The flame-retardant anti-melt viscose fiber of the invention not only has good flame retardant anti-melting effect, high fiber strength, but also has negative ion generating effect. Meanwhile, the present invention also adds a silicon-based flame retardant to the cellulose sulfonate in the yellowing step or after the yellowing step in the flame retardant addition step in the production of the flame retardant anti-melt viscose fiber. The obtained viscose can maintain the good filtration performance of the viscose, reduce the production pause caused by the glue blocking the filter screen, and improve the production efficiency. The flame-retardant anti-melt viscose fiber of the present invention can be widely used in the production of nonwoven fabrics and the like.

Claims

Claim

1. Flame-retardant anti-melt viscose fiber, characterized in that each component is expressed by mass percentage:

60 ~ 80% cellulose,

Silicon-based flame retardant (calculated as silica) I ⁵ ~ 36%,

Tourmaline 0.1 ~ 5%;

Dry breaking strength of the viscose fiber: > 1.7cN/dtex, wet breaking strength: > 0.9cN/dtex, dry elongation at break: > 15%, linear density deviation rate: soil 7%, whiteness: 〉75% , limiting oxygen index > 30%.

2. The flame-retardant anti-melt viscose fiber according to claim 1, wherein the silicon-based flame retardant is sodium silicate, potassium silicate or a mixture thereof.

The flame-retardant anti-melt viscose fiber according to claim 1 or 2, wherein the tourmaline is composed of a silicate having a cyclic structure characterized by boron, and the chemical formula is Na (Mg, Fe, Li). , Al) ₃ Al ₆ [Si ₆ 0 ₈ ] (B0 ₃ ) ₃ (OH, F) ₄ .

4. The flame-retardant anti-melt viscose fiber according to any one of claims 1 to 3, wherein the cellulose is one or more of cotton linters, wood, bamboo, bagasse or reed. .

5. A method for producing a flame-retardant anti-melt viscose fiber according to any one of claims 1 to 4, which comprises using cellulose pulp as a raw material, including dipping, pressing, pulverizing, aging, yellowing, filtering, aging, spinning Silk, scouring, drying step, 'the scouring step includes a washing and dewatering step, characterized in that

It further comprises a step of adding a flame retardant and tourmaline, the addition step of adding a silicon-based flame retardant and tourmaline to the cellulose sulfonate in the yellowing step, and stirring to fully dissolve it, Mixing to obtain a viscose; or adding a silicon-based flame retardant and tourmaline to a viscose prepared after the yellowing step using a static mixer or a dynamic mixer.

6. The method for producing a flame-retardant anti-melt viscose fiber according to claim 5, wherein the cellulose pulp is one of cotton linters, wood, bamboo, bagasse or reed. Or several as raw materials.

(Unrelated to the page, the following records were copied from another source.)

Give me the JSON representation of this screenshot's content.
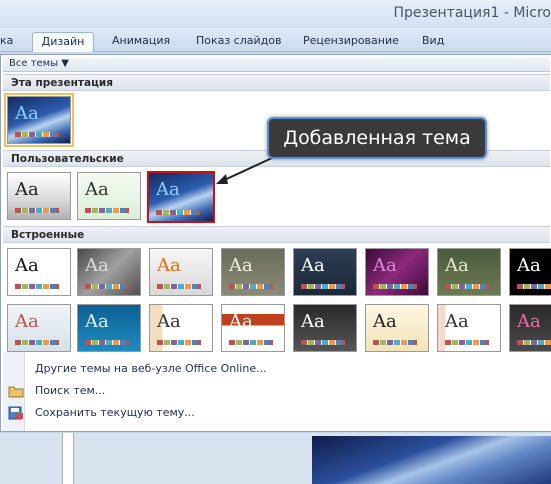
{
  "window": {
    "title": "Презентация1 - Micro"
  },
  "ribbon": {
    "tabs": [
      {
        "label": "ка"
      },
      {
        "label": "Дизайн"
      },
      {
        "label": "Анимация"
      },
      {
        "label": "Показ слайдов"
      },
      {
        "label": "Рецензирование"
      },
      {
        "label": "Вид"
      }
    ]
  },
  "gallery": {
    "filter_label": "Все темы ▼",
    "sections": [
      {
        "label": "Эта презентация"
      },
      {
        "label": "Пользовательские"
      },
      {
        "label": "Встроенные"
      }
    ],
    "thumb_text": "Aa"
  },
  "callout": {
    "text": "Добавленная тема"
  },
  "menu": {
    "items": [
      {
        "label": "Другие темы на веб-узле Office Online..."
      },
      {
        "label": "Поиск тем..."
      },
      {
        "label": "Сохранить текущую тему..."
      }
    ]
  },
  "colors": {
    "callout_border": "#5b8fd6",
    "highlight": "#d01010",
    "selected": "#f0c05a"
  }
}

7. The method for producing a flame-retardant anti-melt viscose fiber according to claim 5 or 6, wherein the step of adding the flame retardant further comprises: first adding the silicon-based flame retardant before adding. The step of preparing a silicon-based flame retardant solution by stirring, grinding, and dissolving in water at 5 to 100 ° C, and then adjusting the temperature to 1 to 40 ° C.

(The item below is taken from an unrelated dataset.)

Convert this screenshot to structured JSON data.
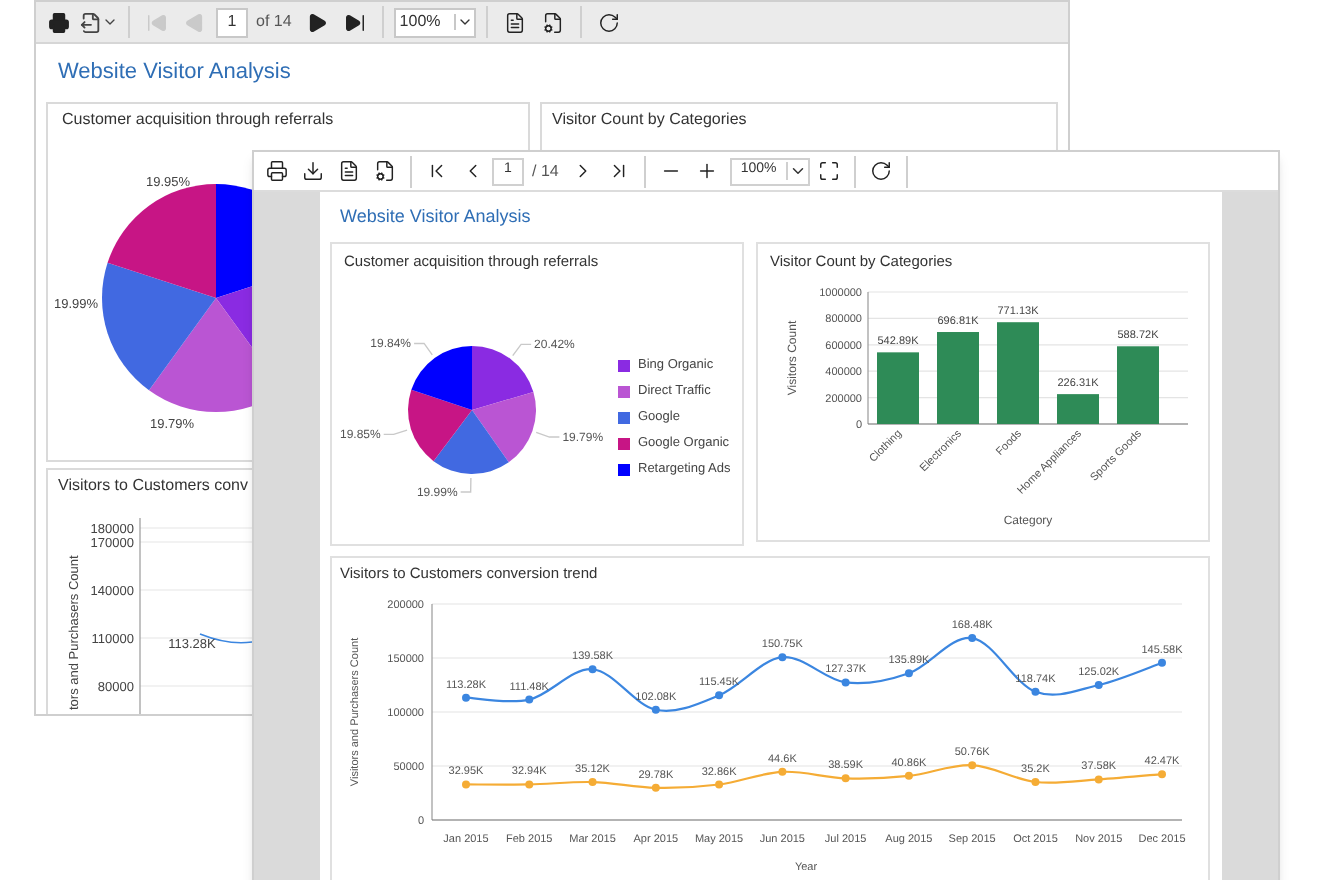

The method for producing a flame-retardant anti-melt viscose fiber according to any one of claims 5 to 7, wherein in the spinning step, the solidification composition is: sulfuric acid 60-140 g/l, sodium sulfate 0~350 g/l, zinc sulfate 8 ~ 60 g/l, aluminum sulfate 0~40 g/l; solidification temperature is 20 65 °C.

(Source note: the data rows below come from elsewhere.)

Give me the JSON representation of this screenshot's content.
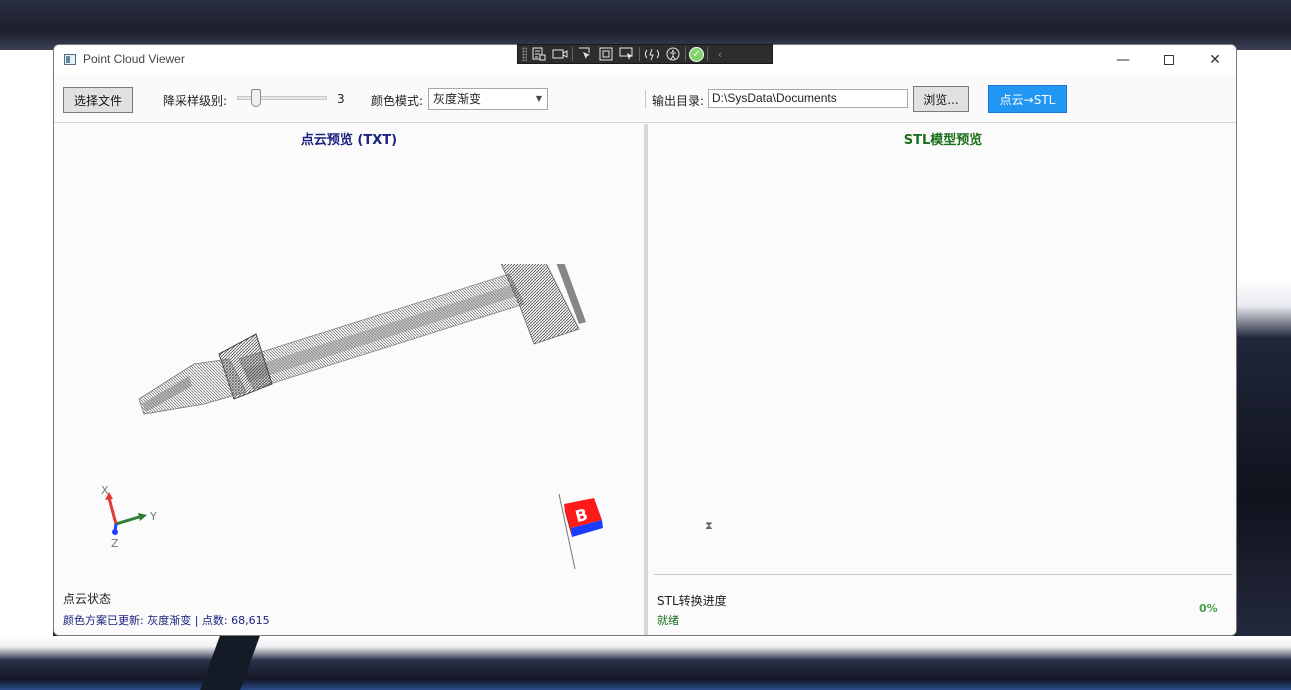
{
  "window": {
    "title": "Point Cloud Viewer"
  },
  "debug_toolbar": {
    "icons": [
      "live-tree-icon",
      "camera-icon",
      "select-element-icon",
      "display-adorner-icon",
      "track-focus-icon",
      "hot-reload-icon",
      "accessibility-icon",
      "binding-check-icon",
      "collapse-icon"
    ]
  },
  "toolbar": {
    "select_file_label": "选择文件",
    "downsample_label": "降采样级别:",
    "downsample_value": "3",
    "downsample_level": 3,
    "color_scheme_label": "颜色模式:",
    "color_scheme_value": "灰度渐变",
    "output_dir_label": "输出目录:",
    "output_dir_value": "D:\\SysData\\Documents",
    "browse_label": "浏览...",
    "convert_label": "点云→STL",
    "convert_color": "#2196f3"
  },
  "left_panel": {
    "title": "点云预览 (TXT)",
    "axis_x": "X",
    "axis_y": "Y",
    "axis_z": "Z",
    "cube_label": "B",
    "status_title": "点云状态",
    "status_line": "颜色方案已更新: 灰度渐变 | 点数: 68,615",
    "title_color": "#1a237e"
  },
  "right_panel": {
    "title": "STL模型预览",
    "status_title": "STL转换进度",
    "status_line": "就绪",
    "progress_text": "0%",
    "title_color": "#1b6e1b"
  }
}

9. The method for producing a flame-retardant anti-melt viscose fiber according to any one of claims 5-8, characterized in that: after the washing step, there is a cross-linking treatment step before the step of dehydrating and oiling; The crosslinking agent used in the crosslinking treatment step is sodium metaaluminate powder or liquid, and the crosslinking agent is disposed in a solution having a concentration of 2-10 g/1 and heated to 70 to 90 ° C to crosslink. The time is 3 to 10 minutes.